もっと見ていたかったのに視界が暗くなっていって、俺は闇に閉ざされた。右手には俺の魔力をまだ吸い上げようとしている魔剣がピッタリと張りついている。俺が死ぬまで離れないんだろうと思っていた。
ところが急に重苦しい空気が薄れて穏やかな魔力の波動を感じた。力の入らない右手から魔剣が床の上に落ちて、ガシャンッという金属音をたてる。重みを感じなくなった右の手のひらが空気に触れた。
……? なん、だ? 魔剣が離れた……俺は生きてるのか?
クラクラする頭を右に向けると、黒いローブを羽織った彼女が背を向けて出ていくところだった。
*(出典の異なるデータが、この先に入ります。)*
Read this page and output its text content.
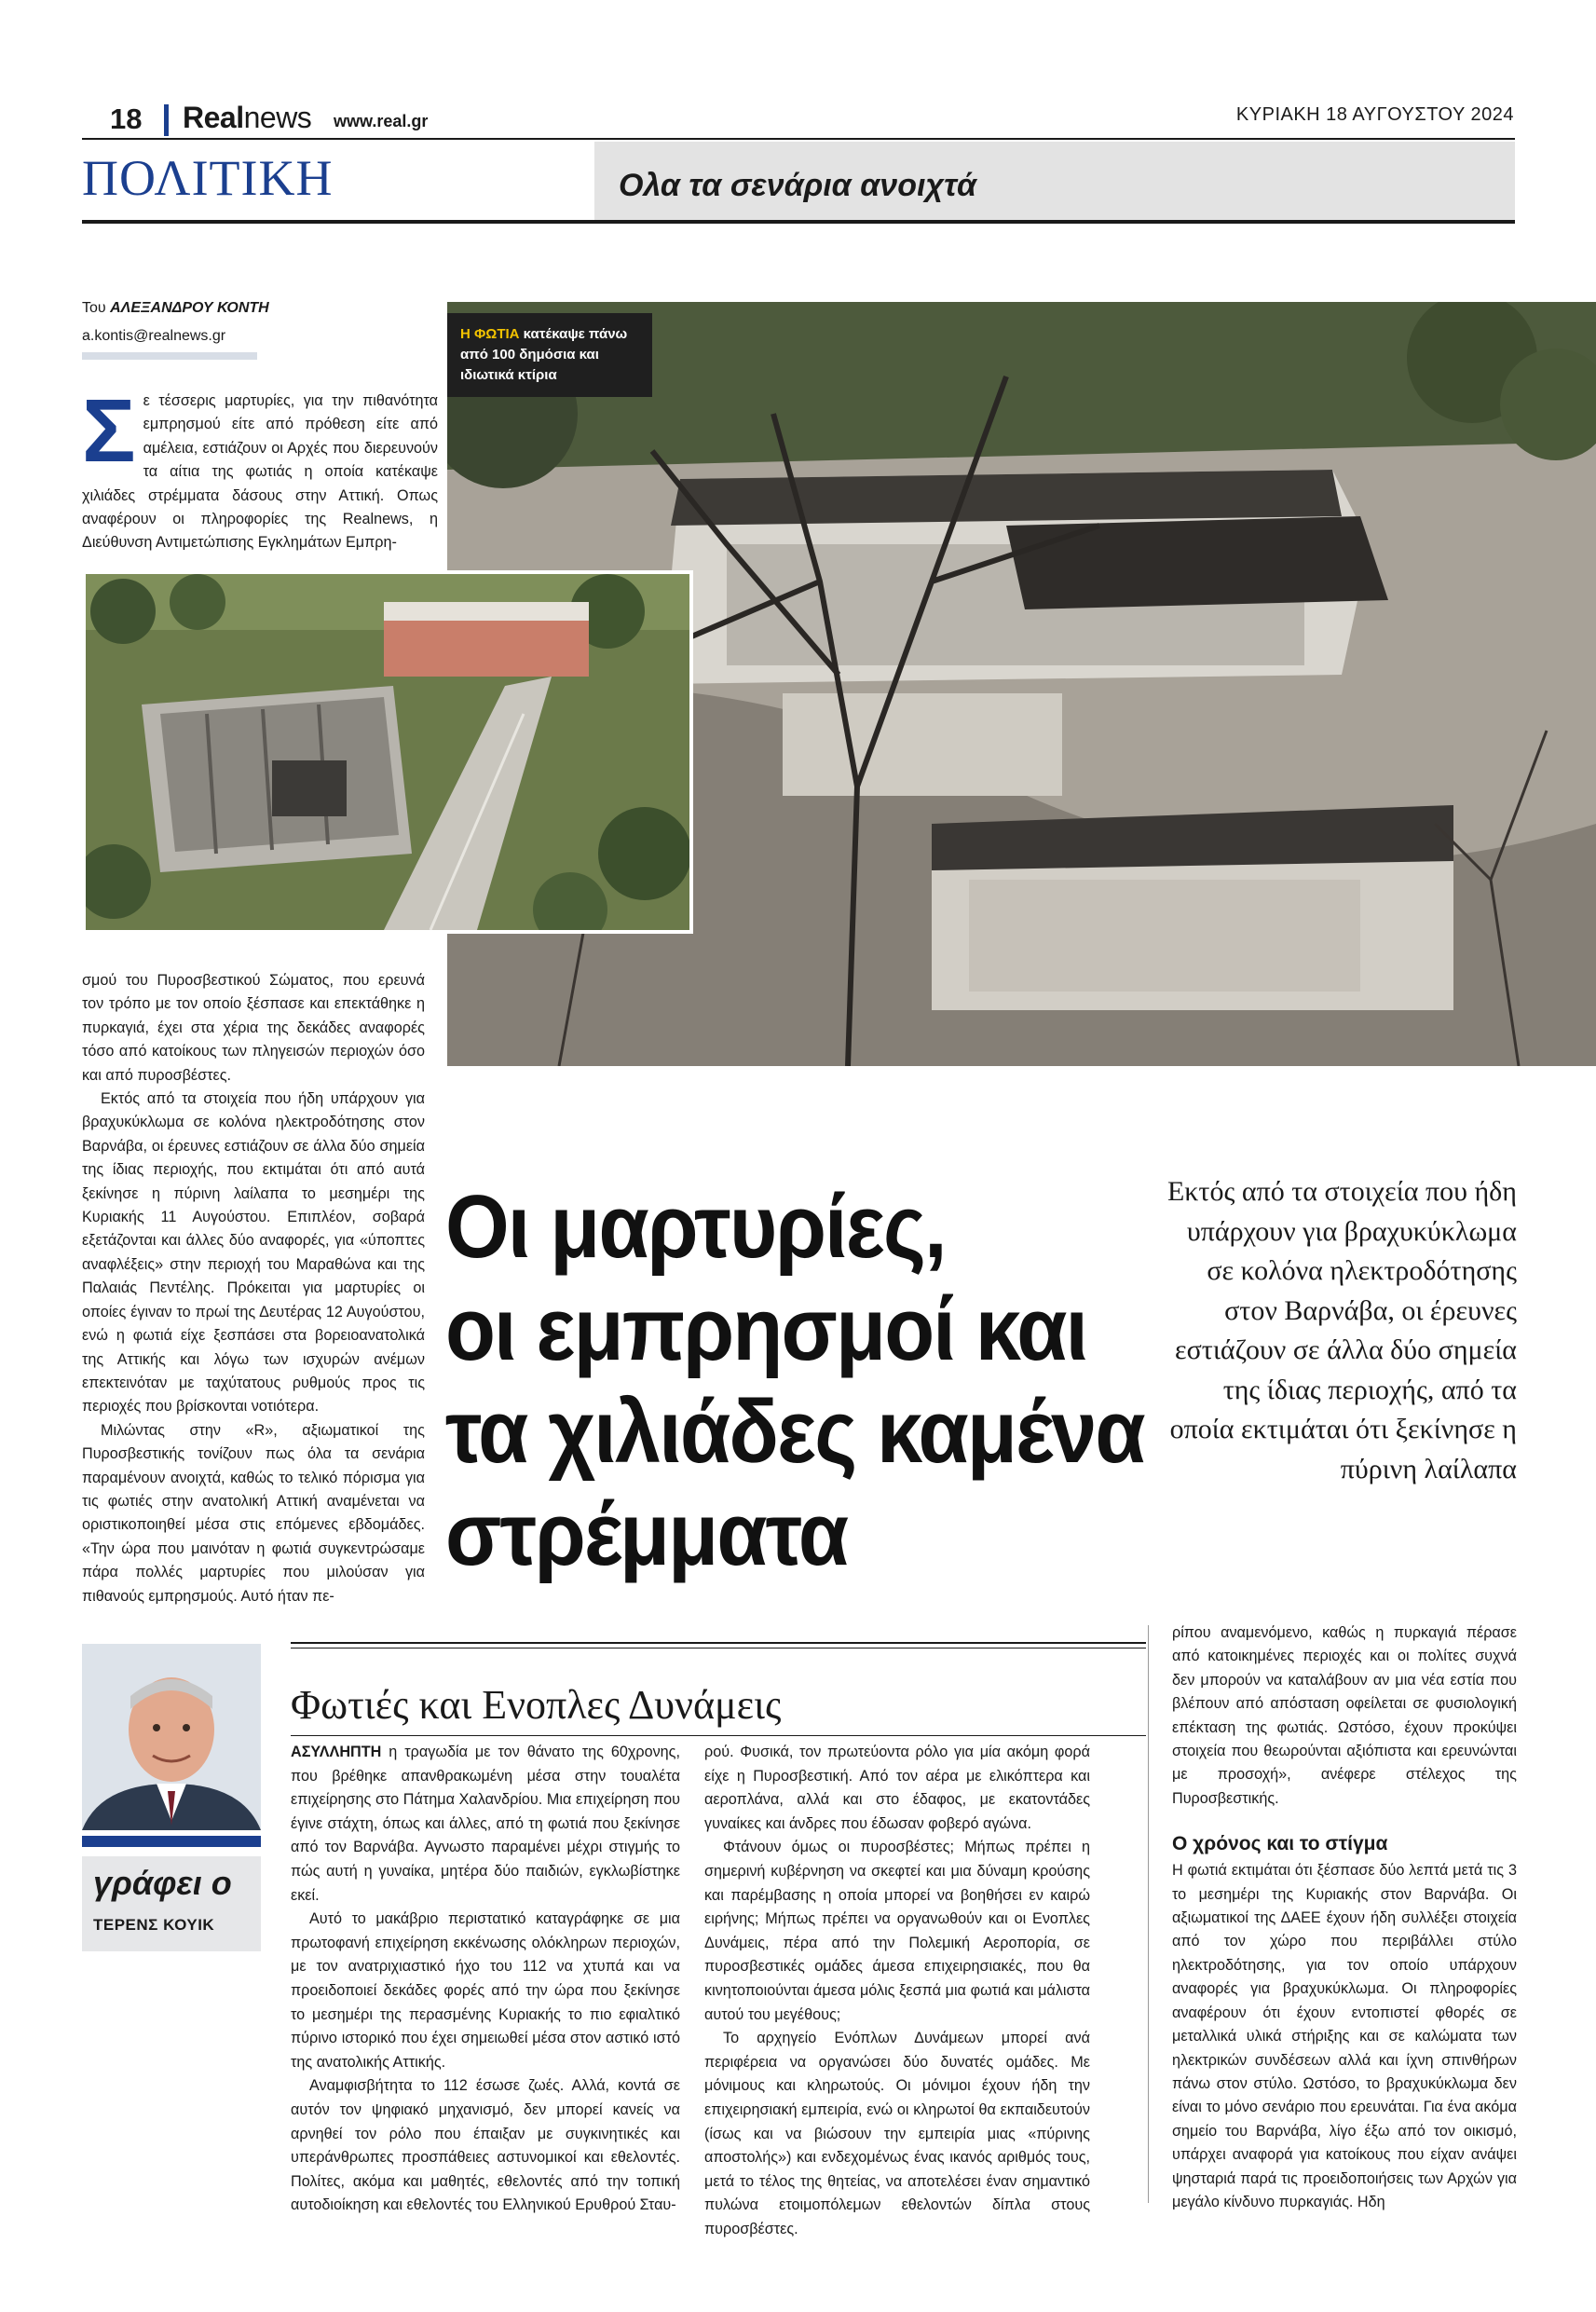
18 Realnews www.real.gr	ΚΥΡΙΑΚΗ 18 ΑΥΓΟΥΣΤΟΥ 2024
ΠΟΛΙΤΙΚΗ	Ολα τα σενάρια ανοιχτά
Του ΑΛΕΞΑΝΔΡΟΥ ΚΟΝΤΗ
a.kontis@realnews.gr

Σε τέσσερις μαρτυρίες, για την πιθανότητα εμπρησμού είτε από πρόθεση είτε από αμέλεια, εστιάζουν οι Αρχές που διερευνούν τα αίτια της φωτιάς η οποία κατέκαψε χιλιάδες στρέμματα δάσους στην Αττική. Οπως αναφέρουν οι πληροφορίες της Realnews, η Διεύθυνση Αντιμετώπισης Εγκλημάτων Εμπρη-

Η ΦΩΤΙΑ κατέκαψε πάνω από 100 δημόσια και ιδιωτικά κτίρια

σμού του Πυροσβεστικού Σώματος, που ερευνά τον τρόπο με τον οποίο ξέσπασε και επεκτάθηκε η πυρκαγιά, έχει στα χέρια της δεκάδες αναφορές τόσο από κατοίκους των πληγεισών περιοχών όσο και από πυροσβέστες.

Εκτός από τα στοιχεία που ήδη υπάρχουν για βραχυκύκλωμα σε κολόνα ηλεκτροδότησης στον Βαρνάβα, οι έρευνες εστιάζουν σε άλλα δύο σημεία της ίδιας περιοχής, που εκτιμάται ότι από αυτά ξεκίνησε η πύρινη λαίλαπα το μεσημέρι της Κυριακής 11 Αυγούστου. Επιπλέον, σοβαρά εξετάζονται και άλλες δύο αναφορές, για «ύποπτες αναφλέξεις» στην περιοχή του Μαραθώνα και της Παλαιάς Πεντέλης. Πρόκειται για μαρτυρίες οι οποίες έγιναν το πρωί της Δευτέρας 12 Αυγούστου, ενώ η φωτιά είχε ξεσπάσει στα βορειοανατολικά της Αττικής και λόγω των ισχυρών ανέμων επεκτεινόταν με ταχύτατους ρυθμούς προς τις περιοχές που βρίσκονται νοτιότερα.

Μιλώντας στην «R», αξιωματικοί της Πυροσβεστικής τονίζουν πως όλα τα σενάρια παραμένουν ανοιχτά, καθώς το τελικό πόρισμα για τις φωτιές στην ανατολική Αττική αναμένεται να οριστικοποιηθεί μέσα στις επόμενες εβδομάδες. «Την ώρα που μαινόταν η φωτιά συγκεντρώσαμε πάρα πολλές μαρτυρίες που μιλούσαν για πιθανούς εμπρησμούς. Αυτό ήταν πε-

Οι μαρτυρίες,
οι εμπρησμοί και
τα χιλιάδες καμένα
στρέμματα
Εκτός από τα στοιχεία που ήδη υπάρχουν για βραχυκύκλωμα σε κολόνα ηλεκτροδότησης στον Βαρνάβα, οι έρευνες εστιάζουν σε άλλα δύο σημεία της ίδιας περιοχής, από τα οποία εκτιμάται ότι ξεκίνησε η πύρινη λαίλαπα
γράφει ο
ΤΕΡΕΝΣ ΚΟΥΙΚ
Φωτιές και Ενοπλες Δυνάμεις

ΑΣΥΛΛΗΠΤΗ η τραγωδία με τον θάνατο της 60χρονης, που βρέθηκε απανθρακωμένη μέσα στην τουαλέτα επιχείρησης στο Πάτημα Χαλανδρίου. Μια επιχείρηση που έγινε στάχτη, όπως και άλλες, από τη φωτιά που ξεκίνησε από τον Βαρνάβα. Αγνωστο παραμένει μέχρι στιγμής το πώς αυτή η γυναίκα, μητέρα δύο παιδιών, εγκλωβίστηκε εκεί.

Αυτό το μακάβριο περιστατικό καταγράφηκε σε μια πρωτοφανή επιχείρηση εκκένωσης ολόκληρων περιοχών, με τον ανατριχιαστικό ήχο του 112 να χτυπά και να προειδοποιεί δεκάδες φορές από την ώρα που ξεκίνησε το μεσημέρι της περασμένης Κυριακής το πιο εφιαλτικό πύρινο ιστορικό που έχει σημειωθεί μέσα στον αστικό ιστό της ανατολικής Αττικής.

Αναμφισβήτητα το 112 έσωσε ζωές. Αλλά, κοντά σε αυτόν τον ψηφιακό μηχανισμό, δεν μπορεί κανείς να αρνηθεί τον ρόλο που έπαιξαν με συγκινητικές και υπεράνθρωπες προσπάθειες αστυνομικοί και εθελοντές. Πολίτες, ακόμα και μαθητές, εθελοντές από την τοπική αυτοδιοίκηση και εθελοντές του Ελληνικού Ερυθρού Σταυ-

ρού. Φυσικά, τον πρωτεύοντα ρόλο για μία ακόμη φορά είχε η Πυροσβεστική. Από τον αέρα με ελικόπτερα και αεροπλάνα, αλλά και στο έδαφος, με εκατοντάδες γυναίκες και άνδρες που έδωσαν φοβερό αγώνα.

Φτάνουν όμως οι πυροσβέστες; Μήπως πρέπει η σημερινή κυβέρνηση να σκεφτεί και μια δύναμη κρούσης και παρέμβασης η οποία μπορεί να βοηθήσει εν καιρώ ειρήνης; Μήπως πρέπει να οργανωθούν και οι Ενοπλες Δυνάμεις, πέρα από την Πολεμική Αεροπορία, σε πυροσβεστικές ομάδες άμεσα επιχειρησιακές, που θα κινητοποιούνται άμεσα μόλις ξεσπά μια φωτιά και μάλιστα αυτού του μεγέθους;

Το αρχηγείο Ενόπλων Δυνάμεων μπορεί ανά περιφέρεια να οργανώσει δύο δυνατές ομάδες. Με μόνιμους και κληρωτούς. Οι μόνιμοι έχουν ήδη την επιχειρησιακή εμπειρία, ενώ οι κληρωτοί θα εκπαιδευτούν (ίσως και να βιώσουν την εμπειρία μιας «πύρινης αποστολής») και ενδεχομένως ένας ικανός αριθμός τους, μετά το τέλος της θητείας, να αποτελέσει έναν σημαντικό πυλώνα ετοιμοπόλεμων εθελοντών δίπλα στους πυροσβέστες.

ρίπου αναμενόμενο, καθώς η πυρκαγιά πέρασε από κατοικημένες περιοχές και οι πολίτες συχνά δεν μπορούν να καταλάβουν αν μια νέα εστία που βλέπουν από απόσταση οφείλεται σε φυσιολογική επέκταση της φωτιάς. Ωστόσο, έχουν προκύψει στοιχεία που θεωρούνται αξιόπιστα και ερευνώνται με προσοχή», ανέφερε στέλεχος της Πυροσβεστικής.

Ο χρόνος και το στίγμα

Η φωτιά εκτιμάται ότι ξέσπασε δύο λεπτά μετά τις 3 το μεσημέρι της Κυριακής στον Βαρνάβα. Οι αξιωματικοί της ΔΑΕΕ έχουν ήδη συλλέξει στοιχεία από τον χώρο που περιβάλλει στύλο ηλεκτροδότησης, για τον οποίο υπάρχουν αναφορές για βραχυκύκλωμα. Οι πληροφορίες αναφέρουν ότι έχουν εντοπιστεί φθορές σε μεταλλικά υλικά στήριξης και σε καλώματα των ηλεκτρικών συνδέσεων αλλά και ίχνη σπινθήρων πάνω στον στύλο. Ωστόσο, το βραχυκύκλωμα δεν είναι το μόνο σενάριο που ερευνάται. Για ένα ακόμα σημείο του Βαρνάβα, λίγο έξω από τον οικισμό, υπάρχει αναφορά για κατοίκους που είχαν ανάψει ψησταριά παρά τις προειδοποιήσεις των Αρχών για μεγάλο κίνδυνο πυρκαγιάς. Ηδη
瞳を閉じれば鮮明に浮かび上がる、彼女の真剣な眼差し。魔女の証と言われる真紅の瞳は宝石みたいに綺麗だった。
世間で魔女は忌避されている——だが、それがどうした?
俺の命を助けてくれたのは解呪の魔女だ。彼女の温かく柔らかな魔力の波動は心地よく、なにものにも変え難い。
俺にとって彼女は女神だ。
どうやったら彼女を手に入れられる?
どうやったら彼女は俺だけを見てくれる?
闇の中へ落ちていく意識の中でそれだけを考えていた。